Since we slice up each image into tiles before training our model, we will need to do the same when predicting any additional works that go through the model. We created a helper function that slices up each image, takes 10 tiles with the highest informational entropy, and predicts the artist based on the mean of those 10 predictions. Therefore, by pooling the predictions of each tile, even if the accuracy of the model is 95%, the final accuracy will be the equivalent of multiplying that 95% accuracy probability ten times, which would lead to a 59% approximate accuracy overall. If selecting fewer tiles when predicting each work, the model is more accurate but uses much less information for prediction.

Results

According to our test set, our model is able to correctly classify whether a painting is an original Bob Ross painting with over 85% accuracy, even when the painting is in the 'Bob Ross Style' or painted under his instruction.

We believe this model proves that an artist's style and unique way of creating is not duplicatable, and that machine learning can be used to detect forgeries in artworks. Even when an artwork closely resembles the original artwork or artist, our model can correctly classify the artist's handiwork.

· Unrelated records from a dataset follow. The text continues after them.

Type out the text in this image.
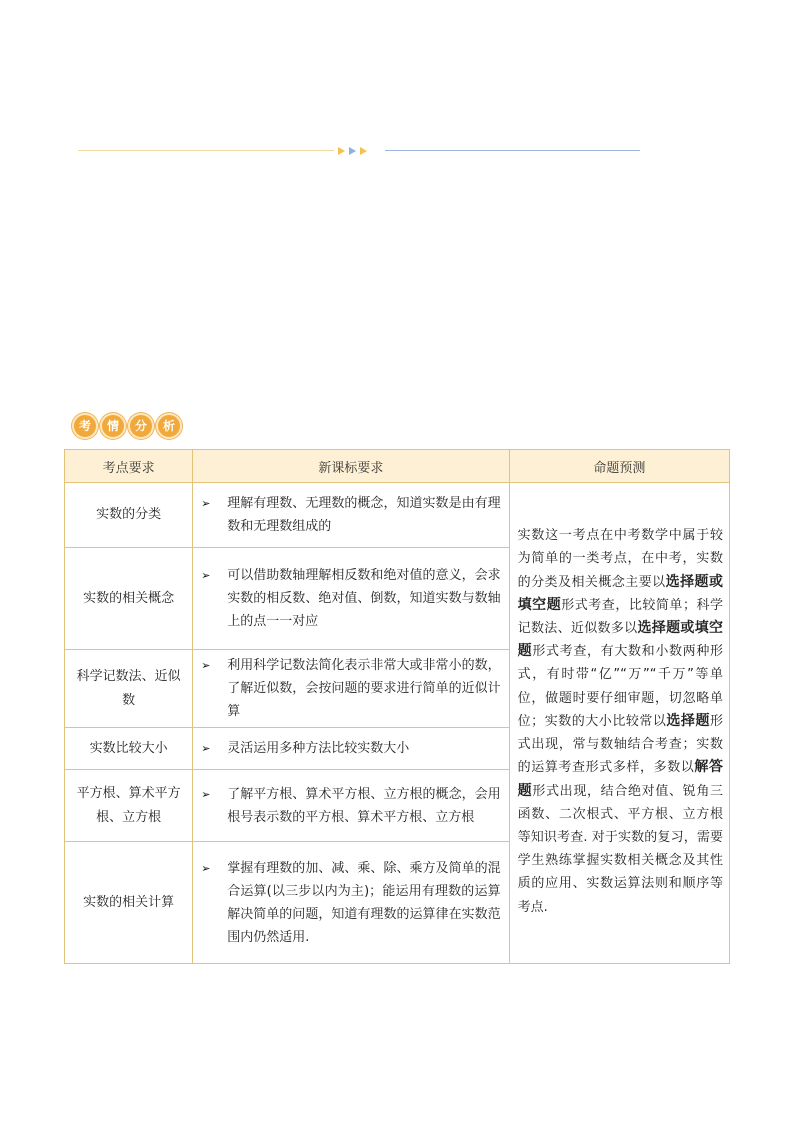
考	情	分	析
考点要求	新课标要求	命题预测
实数的分类	➢ 理解有理数、无理数的概念，知道实数是由有理数和无理数组成的	实数这一考点在中考数学中属于较为简单的一类考点，在中考，实数的分类及相关概念主要以选择题或填空题形式考查，比较简单；科学记数法、近似数多以选择题或填空题形式考查，有大数和小数两种形式，有时带“亿”“万”“千万”等单位，做题时要仔细审题，切忽略单位；实数的大小比较常以选择题形式出现，常与数轴结合考查；实数的运算考查形式多样，多数以解答题形式出现，结合绝对值、锐角三函数、二次根式、平方根、立方根等知识考查. 对于实数的复习，需要学生熟练掌握实数相关概念及其性质的应用、实数运算法则和顺序等考点.
实数的相关概念	➢ 可以借助数轴理解相反数和绝对值的意义，会求实数的相反数、绝对值、倒数，知道实数与数轴上的点一一对应	

科学记数法、近似数	➢ 利用科学记数法简化表示非常大或非常小的数，了解近似数，会按问题的要求进行简单的近似计算	

实数比较大小	➢ 灵活运用多种方法比较实数大小	

平方根、算术平方根、立方根	➢ 了解平方根、算术平方根、立方根的概念，会用根号表示数的平方根、算术平方根、立方根	

实数的相关计算	➢ 掌握有理数的加、减、乘、除、乘方及简单的混合运算(以三步以内为主)；能运用有理数的运算解决简单的问题，知道有理数的运算律在实数范围内仍然适用.	
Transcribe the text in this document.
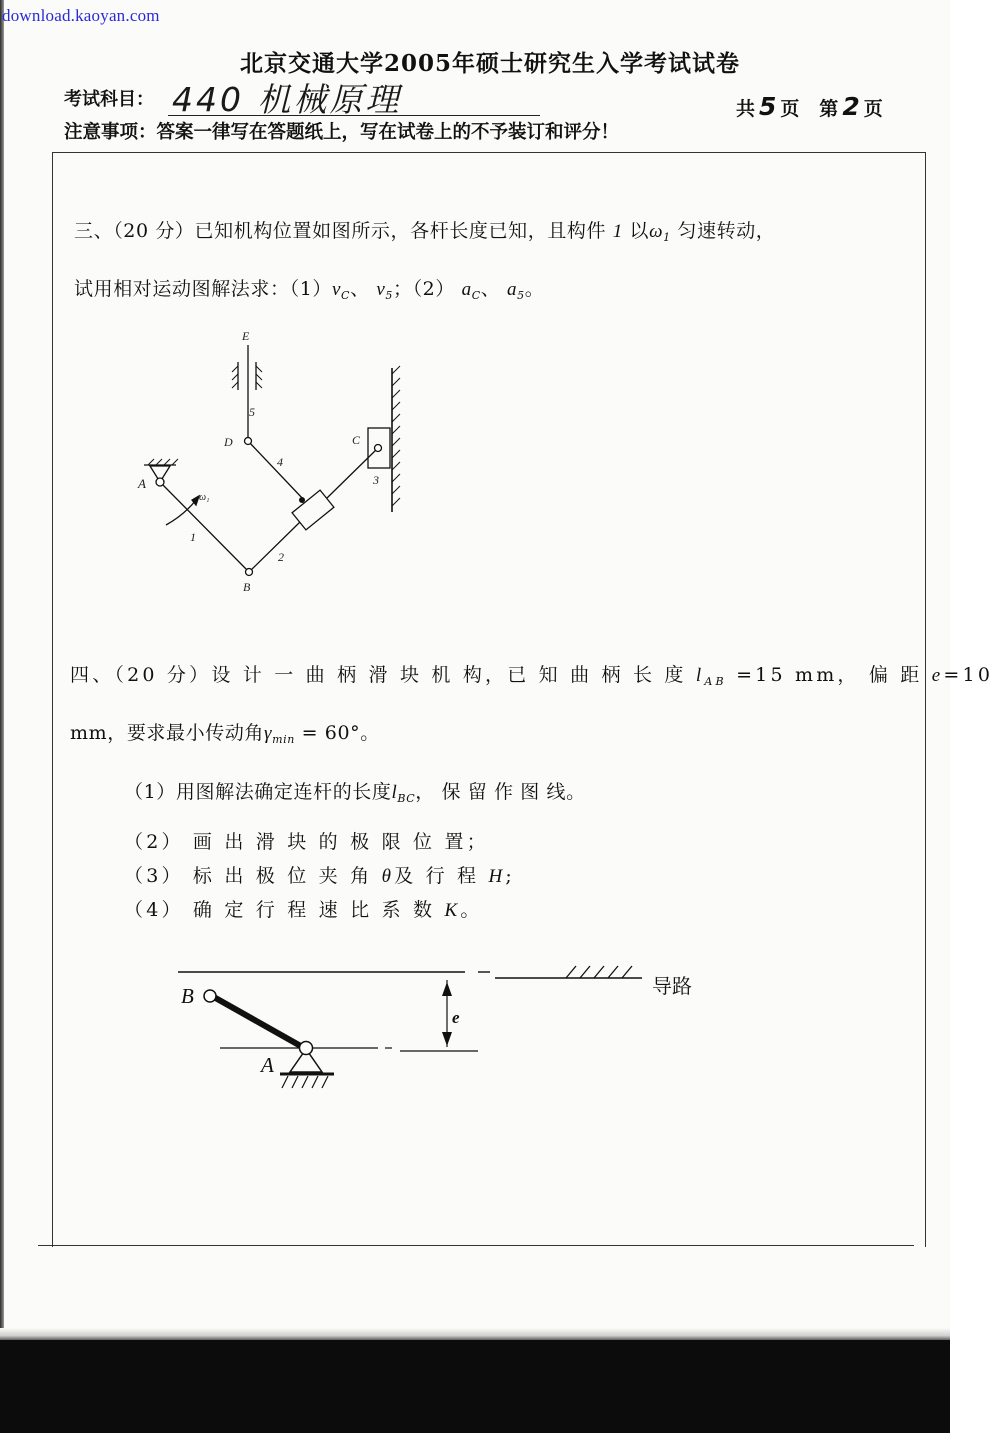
download.kaoyan.com
北京交通大学2005年硕士研究生入学考试试卷
考试科目： 440 机械原理	共 5 页 第 2 页
注意事项：答案一律写在答题纸上，写在试卷上的不予装订和评分！
三、（20 分）已知机构位置如图所示，各杆长度已知，且构件 1 以$\omega_1$ 匀速转动，
试用相对运动图解法求：$(1)v_C$、 $v_5$；（2） $a_C$、 $a_5$。
E
D	C
A
B
ω₁
1
2
3
4
5
四、（20 分）设 计 一 曲 柄 滑 块 机 构，已 知 曲 柄 长 度 $l_{AB} =15$ mm， 偏 距 e=10
mm，要求最小传动角$\gamma_{min} = 60^\circ$。
（1）用图解法确定连杆的长度$l_{BC}$， 保 留 作 图 线。
（2） 画 出 滑 块 的 极 限 位 置；
（3） 标 出 极 位 夹 角 θ及 行 程 H;
（4） 确 定 行 程 速 比 系 数 K。
B
A
e
导路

Moreover, we believe this method has wide ranging implications in the field of image analysis. A similiar preprocessing technique of slicing an image in sections and retaining the most important information, as described in this paper, can be used as a general model for detecting forgeries in artworks by other artists, but also as a tool for correctly classifying anomalies in other images, such as in the field of medical imaging analysis.

Our next steps, include augmenting our dataset with higher quality images of the work of Bob Ross, as well as extending this model to detect the forgeries of other major artists that have limited dataset or small samples of work publicly available.